第三話 学園長
エラとライリーが学園長室へと向かっているとちょうど始業のチャイムがなった。
「大丈夫? 授業始まったみたいだけれど」
「エラ嬢を案内していたと説明すれば大丈夫だと思いますので」
「そう、なら良かった」
そんな会話をしながら二人は校舎内へと入る。貴族が通う学校ということもあり、内装はかなり立派なものだった。
王立リートン学園。それは下級貴族が通うために創られた学校である。王国中の下級貴族の令息、令嬢が集まり、勉学に励む。豪商の子などが通うこともあるというが、ある程度のコネと経済力が必要なため、そのようなものは数える程しかいない。
「到着致しました」
そう言われて顔を上げると、エラの前には大きな木製の扉があった。
ライリーに礼を言い、授業に戻るように言う。ライリーが戻ったのを確認して学園長室を三回ノックした。
「どうぞ」
少ししわがれた声で返答が返ってくる。エラは重い扉を力一杯押して開いた。
「失礼致します」
そう軽く挨拶して中に入る。室内は重厚感のある装飾が施されていた。
目の前の長机で書類仕事をしてる人物のところまで歩いていく。
「初めまして、私、姉のミアの代理で視察に来ましたエラでございます」
「あなたがエラ様ですか! お待ちしておりました。私はこの学園の学園長を務めさせていただいているアーサーと申します。どうぞ、そちらにおかけください」
学園長の言葉に甘えて赤色のソファに腰をかける。程よく沈みとても座り心地が良い。
エラが座ったのを確認して学園長がとことことやってくる。先程は胴体が長机に隠れていてわからなかったが、身長がエラの腰ほどまでしかない。しかし顔には白く立派な髭が生えている。他にも顔の造形などから、この学園長は小柄な初老の男性なのだろう。
(かわいらしい……!)
心の中でかわいらしさに微笑みながら、エラは話を始めた。
「こちらが私が視察に来た者だと証明する書類でございます」
「ありがとうございます。確かに国王様の印もあるようですね」
始めに必要な書類などの確認を済ませる。特にエラの身分証明は慎重に進めていく。下級貴族の通う学園だ。厳重な警戒が必要となる。上級貴族と比べて狙うハードルが低いため、下級貴族の被害は後を絶たない。

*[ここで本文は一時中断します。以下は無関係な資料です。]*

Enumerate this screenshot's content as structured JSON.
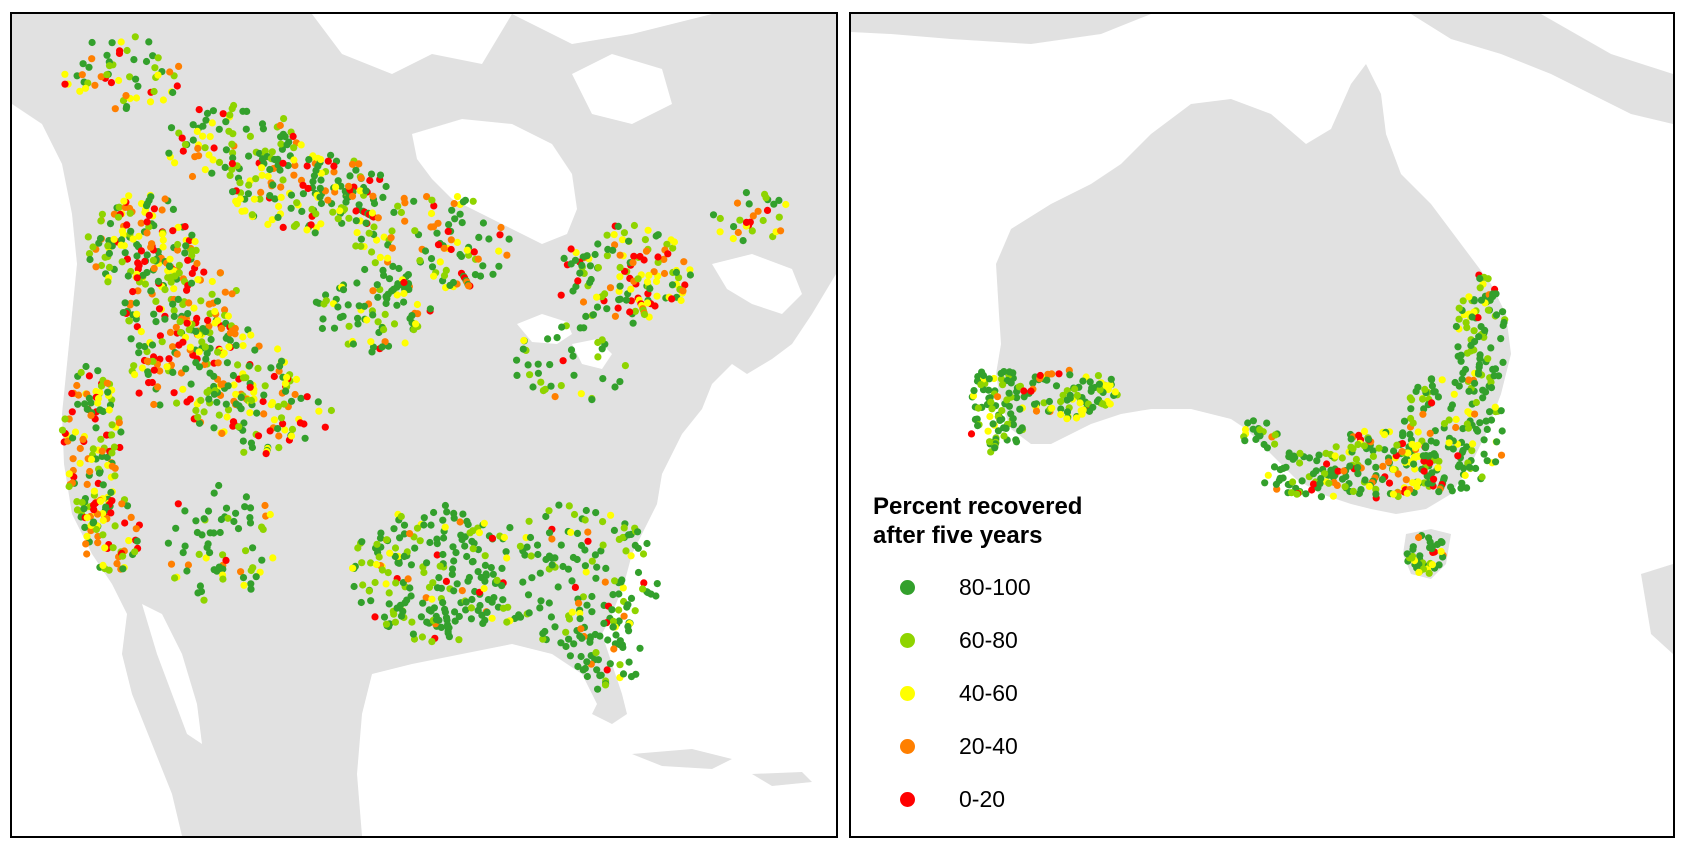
{
  "legend": {
    "title": "Percent recovered\nafter five years",
    "items": [
      {
        "label": "80-100",
        "color": "#33a02c",
        "range": [
          80,
          100
        ]
      },
      {
        "label": "60-80",
        "color": "#8fd400",
        "range": [
          60,
          80
        ]
      },
      {
        "label": "40-60",
        "color": "#ffff00",
        "range": [
          40,
          60
        ]
      },
      {
        "label": "20-40",
        "color": "#ff7f00",
        "range": [
          20,
          40
        ]
      },
      {
        "label": "0-20",
        "color": "#ff0000",
        "range": [
          0,
          20
        ]
      }
    ]
  },
  "colors": {
    "land": "#e1e1e1",
    "water": "#ffffff",
    "frame": "#000000"
  },
  "maps": [
    {
      "region": "North America",
      "dominant_class": "80-100",
      "mixed_west": true
    },
    {
      "region": "Australia",
      "dominant_class": "80-100"
    }
  ]
}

エラが到着する前に、何度か視察と偽って学園に侵入する者もでているらしい。
「エラ様、王立リートン学園までお越しいただき誠にありがとうございます。エラ様には明日からこの学園に生徒として通っていただくことになります。書類で確認済ではあると思いますが、もう一度ご説明させていただきます」
「ありがとうございます。アーサー先生、そんなに畏まらないでください。私は生徒ですので」
「しかし……」
「いち生徒として扱っていただいた方が評価もしやすくなると思いますわ」
「そうですか、では」
そういうとアーサーは咳払いをする。
「では、いち生徒として扱わせていただきますね」
その前置きの後に、学園で生活するにあたっての説明を始めようとしたときだった。
「学園長!」
そう叫びながら一人の女生徒が入ってくる。女生徒は学園長の前にいるエラを見て軽く会釈すると、もう一度学園長の方を向いた。

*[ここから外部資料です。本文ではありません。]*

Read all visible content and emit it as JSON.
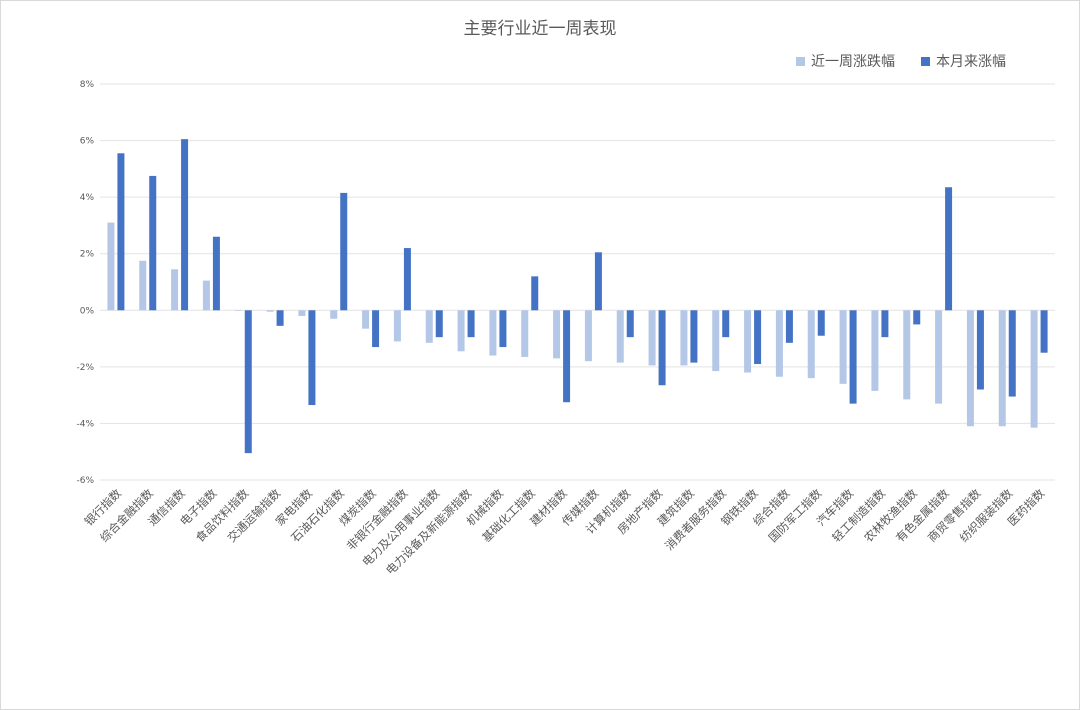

「お取り込み中申し訳ございません。緊急でご相談したいことが」
(なにかあったのだろうか)
女生徒は息を切らしている。よほど急いで来たのだろう。
「私にはかまわずに話して」
エラは少しの好奇心から女生徒に続きを話すように促す。
「ハロウィンパーティーで使用する巨大カボチャが盗まれました」
学園長が驚いて席を立つ。ハロウィンパーティー。そこまで重要なものなのかとエラは首を傾げる。
「今年は王族の方々も来られるのじゃぞ? 完璧なものにしなければならぬというのに……」
(なるほどね……)
王族が来るパーティーだということは事前から入念な準備を積み重ねてきたのだろう。失敗は許されない。

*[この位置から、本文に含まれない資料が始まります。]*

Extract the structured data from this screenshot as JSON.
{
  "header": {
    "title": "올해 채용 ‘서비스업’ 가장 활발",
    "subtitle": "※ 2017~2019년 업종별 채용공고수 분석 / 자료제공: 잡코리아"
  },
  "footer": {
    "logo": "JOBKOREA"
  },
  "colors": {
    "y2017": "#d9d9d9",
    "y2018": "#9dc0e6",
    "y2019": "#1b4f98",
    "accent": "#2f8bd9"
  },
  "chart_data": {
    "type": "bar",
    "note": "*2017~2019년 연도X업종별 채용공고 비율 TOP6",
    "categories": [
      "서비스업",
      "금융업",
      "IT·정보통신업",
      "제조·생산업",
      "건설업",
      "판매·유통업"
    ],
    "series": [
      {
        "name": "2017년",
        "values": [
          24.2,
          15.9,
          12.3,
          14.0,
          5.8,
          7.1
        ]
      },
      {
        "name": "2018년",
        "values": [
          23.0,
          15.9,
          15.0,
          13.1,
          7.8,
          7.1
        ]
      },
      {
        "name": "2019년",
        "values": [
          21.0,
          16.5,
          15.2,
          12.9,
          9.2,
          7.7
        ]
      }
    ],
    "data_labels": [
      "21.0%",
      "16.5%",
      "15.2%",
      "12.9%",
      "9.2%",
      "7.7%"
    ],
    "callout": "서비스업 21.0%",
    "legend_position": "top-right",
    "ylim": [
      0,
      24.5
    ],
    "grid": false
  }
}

「カボチャをしまっていた倉庫には鍵もかけてありましたし、盗めるはずないのですけれど」
女生徒が困ったように行った。不安が表情から伝わってくる。
「すぐに確認しに行く。みなには教室で待機しておるよう伝えておいてくれ」
「わかりました、学園長」
女生徒が退出し、学園長がエラに向き直った。
「すみません。今すぐ倉庫の確認に向かわなければならないので、少しお待ちいただけますか?」
こう問われたとき、素直に頷いておけば良かったのかもしれない。
「迷惑でなければ、私も行ってよろしくて?」
十数年、部屋に引きこもっていたことにより爆発した好奇心がエラの人生を左右する。